Eric: I’ll show you! [laughs]

Kat: Well, and I’m going to show you that that’s the end of the recap for this week.

Michael: Oh!

Eric: Nice transition.

Kat: Yeah, it was pretty bad, but…

Eric: It may be the end of the recap, but we still have the Podcast Question of last week to get to, also concerning the events of “Spinner’s End.” The question – just to remind our listeners – was as follows: “In this chapter, we see a diminished Wormtail resent the role [that] he has been assigned, and Snape threatens to ask Voldemort for a more dangerous assignment for him. How did Wormtail end up on Spinner’s End? What was his job before this one since the time of Voldemort’s return to power?” We heard from, again, a lot of people who all had very well-thought-out points and interesting things to say. However, I was super taken and impressed by this username…

[Bob and Michael laugh]

Eric: … which I have to award. I have to award the award for the best username ever announced on the show just because… I don’t know. I feel it’s pretty arbitrary, but I want to do it. The username is My Kids Are Filthy Muggles.

[Bob and Michael laugh]

Michael: There was a wizard named Thaddeus Thurkell who had seven sons who were all Squibs, and he turned them into hedgehogs, so…

[Kat gasps]

Eric: I did not know that.

Michael: There’s some inspiration for you, My Kids Are Filthy Muggles. [laughs]

Eric: Well, anyway, back to the chapter and this comment and this Question of the Week. My Kids Are Filthy Muggles says,

“I think that Wormtail has proven that he cannot be completely trusted, so my guess is that Voldemort has sent him to Snape so that Snape can keep an eye on him. I think that before this, Wormtail just kinda works as Voldemort’s butler [maybe], but as time goes by, more important things keep happening, and maybe Voldemort just wanted him out of the way.

“Maybe Voldemort thinks that Snape would be a ‘good’ influence on Wormtail as to how to become a ‘better’ Death Eater since nobody would believe for a minute that Voldemort thinks that Snape needs an assistan[t].”

Michael: [laughs] I like this because I think there was an assumption on a lot of people’s parts that Wormtail was sent there to spy on Snape, so I like that it’s a bit the other way around with this comment, that Snape is actually supposed to be a good influence on Wormtail to be a better Death Eater. [laughs]

Bob: Well, they don’t… until they have the Death Eater boot camp for Wormtail to go to and up Death Eater skills. I guess that would make sense putting him with Snape.

Michael: Yeah. Well, because Voldemort spent pretty much most of the finale of Book 4 alternately congratulating Wormtail and punching him in the face for being such a bad servant.

[Bob and Michael laugh]

Michael: Verbally.

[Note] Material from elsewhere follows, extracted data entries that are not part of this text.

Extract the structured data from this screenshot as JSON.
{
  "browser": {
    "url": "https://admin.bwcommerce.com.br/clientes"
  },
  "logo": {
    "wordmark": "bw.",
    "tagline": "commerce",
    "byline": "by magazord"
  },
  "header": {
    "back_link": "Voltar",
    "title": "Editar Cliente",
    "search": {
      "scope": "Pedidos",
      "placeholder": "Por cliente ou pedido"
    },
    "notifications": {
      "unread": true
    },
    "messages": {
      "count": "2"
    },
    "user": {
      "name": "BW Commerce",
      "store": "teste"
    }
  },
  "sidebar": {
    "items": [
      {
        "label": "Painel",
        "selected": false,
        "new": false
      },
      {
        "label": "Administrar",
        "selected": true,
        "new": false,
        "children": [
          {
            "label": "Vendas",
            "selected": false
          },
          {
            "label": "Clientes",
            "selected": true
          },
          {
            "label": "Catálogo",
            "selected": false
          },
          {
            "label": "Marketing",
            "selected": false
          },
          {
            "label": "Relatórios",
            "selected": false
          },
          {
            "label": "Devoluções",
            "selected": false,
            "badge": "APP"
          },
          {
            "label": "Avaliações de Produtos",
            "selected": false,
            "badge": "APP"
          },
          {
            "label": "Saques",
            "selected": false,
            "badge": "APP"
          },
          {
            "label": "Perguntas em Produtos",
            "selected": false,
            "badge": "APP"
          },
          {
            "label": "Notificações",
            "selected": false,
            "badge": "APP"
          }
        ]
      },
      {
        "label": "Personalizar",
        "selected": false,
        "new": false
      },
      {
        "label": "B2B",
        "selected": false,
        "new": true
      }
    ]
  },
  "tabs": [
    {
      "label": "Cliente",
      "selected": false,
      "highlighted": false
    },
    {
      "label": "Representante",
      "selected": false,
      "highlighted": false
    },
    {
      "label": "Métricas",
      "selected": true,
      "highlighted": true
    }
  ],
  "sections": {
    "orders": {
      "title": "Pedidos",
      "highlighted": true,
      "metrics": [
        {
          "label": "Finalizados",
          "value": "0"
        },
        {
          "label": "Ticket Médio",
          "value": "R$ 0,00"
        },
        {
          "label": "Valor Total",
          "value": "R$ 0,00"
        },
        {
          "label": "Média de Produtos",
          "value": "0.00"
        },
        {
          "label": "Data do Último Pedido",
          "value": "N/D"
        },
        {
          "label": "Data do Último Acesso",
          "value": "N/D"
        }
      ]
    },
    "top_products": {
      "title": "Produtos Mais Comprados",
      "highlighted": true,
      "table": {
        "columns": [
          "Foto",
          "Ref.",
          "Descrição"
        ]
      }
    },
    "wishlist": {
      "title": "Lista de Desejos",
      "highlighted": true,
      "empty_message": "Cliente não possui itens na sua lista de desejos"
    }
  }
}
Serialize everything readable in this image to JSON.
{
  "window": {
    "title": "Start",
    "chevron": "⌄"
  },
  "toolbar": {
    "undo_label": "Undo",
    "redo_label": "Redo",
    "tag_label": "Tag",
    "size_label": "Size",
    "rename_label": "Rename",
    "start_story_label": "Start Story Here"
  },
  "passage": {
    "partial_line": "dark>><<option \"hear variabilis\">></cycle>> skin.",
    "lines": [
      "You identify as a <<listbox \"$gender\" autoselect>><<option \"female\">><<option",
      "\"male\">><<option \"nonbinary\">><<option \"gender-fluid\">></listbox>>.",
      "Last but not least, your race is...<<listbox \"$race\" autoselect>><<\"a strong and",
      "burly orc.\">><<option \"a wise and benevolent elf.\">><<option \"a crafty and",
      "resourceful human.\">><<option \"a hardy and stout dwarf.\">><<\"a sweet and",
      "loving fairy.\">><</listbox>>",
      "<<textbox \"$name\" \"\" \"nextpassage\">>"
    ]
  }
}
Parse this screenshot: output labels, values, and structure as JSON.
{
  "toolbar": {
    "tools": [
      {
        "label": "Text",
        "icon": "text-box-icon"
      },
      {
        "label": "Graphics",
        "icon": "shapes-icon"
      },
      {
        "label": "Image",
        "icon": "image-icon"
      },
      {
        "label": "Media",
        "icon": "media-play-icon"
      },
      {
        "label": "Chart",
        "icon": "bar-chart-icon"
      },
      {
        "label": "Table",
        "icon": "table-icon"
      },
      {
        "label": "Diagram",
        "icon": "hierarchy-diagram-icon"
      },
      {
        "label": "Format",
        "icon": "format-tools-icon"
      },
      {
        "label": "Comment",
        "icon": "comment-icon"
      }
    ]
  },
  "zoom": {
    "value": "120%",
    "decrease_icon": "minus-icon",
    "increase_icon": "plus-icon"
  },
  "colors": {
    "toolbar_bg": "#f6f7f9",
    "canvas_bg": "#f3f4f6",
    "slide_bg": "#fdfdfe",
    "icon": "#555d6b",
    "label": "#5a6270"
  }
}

So he’s not particularly… he doesn’t have much use for Wormtail at this point, I would say.

Bob: Yeah, but because Wormtail is so malleable in doing what he wants, I think it’s like, “I don’t need him right now, but I’ll put him on ice a bit, keep him nearby in case I need somebody.

Michael: You could probably compare… Wormtail is to the Death Eaters, perhaps, what Kreacher was to the Order of the Phoenix. He’s a bit of a liability because he could just run off at any moment and start squealing.

[Bob laughs]

Michael: And he would. Wormtail would if so given the chance.

Eric: There’s a comment about that.

Michael: Oh, really?

Eric: So let’s move on. Next comment comes from Ellen Dawn, who says,

“To be entirely honest…”

We always like it when people are entirely honest with us.

“… I don’t think that Wormtail messed anything up in order to end up as Snape’s servant. The span of the story that Wormtail spent with Voldemort trying to give him his body back was plenty of time for Voldemort to realize Wormtail is a fairly useless, cowardly, untalented wizard who just wants to hide behind the biggest threat existing at the present time. Once Voldemort gets his body back, and in turn his more impressive followers, he rewards Wormtail with the silver hand in order to remind his old followers that he will reward them if they serve him well. This is not for Wormtail at all, but [for] show and to give Voldemort assurance that if Wormtail ever does question his allegiance, he would be strangled by his own hand.”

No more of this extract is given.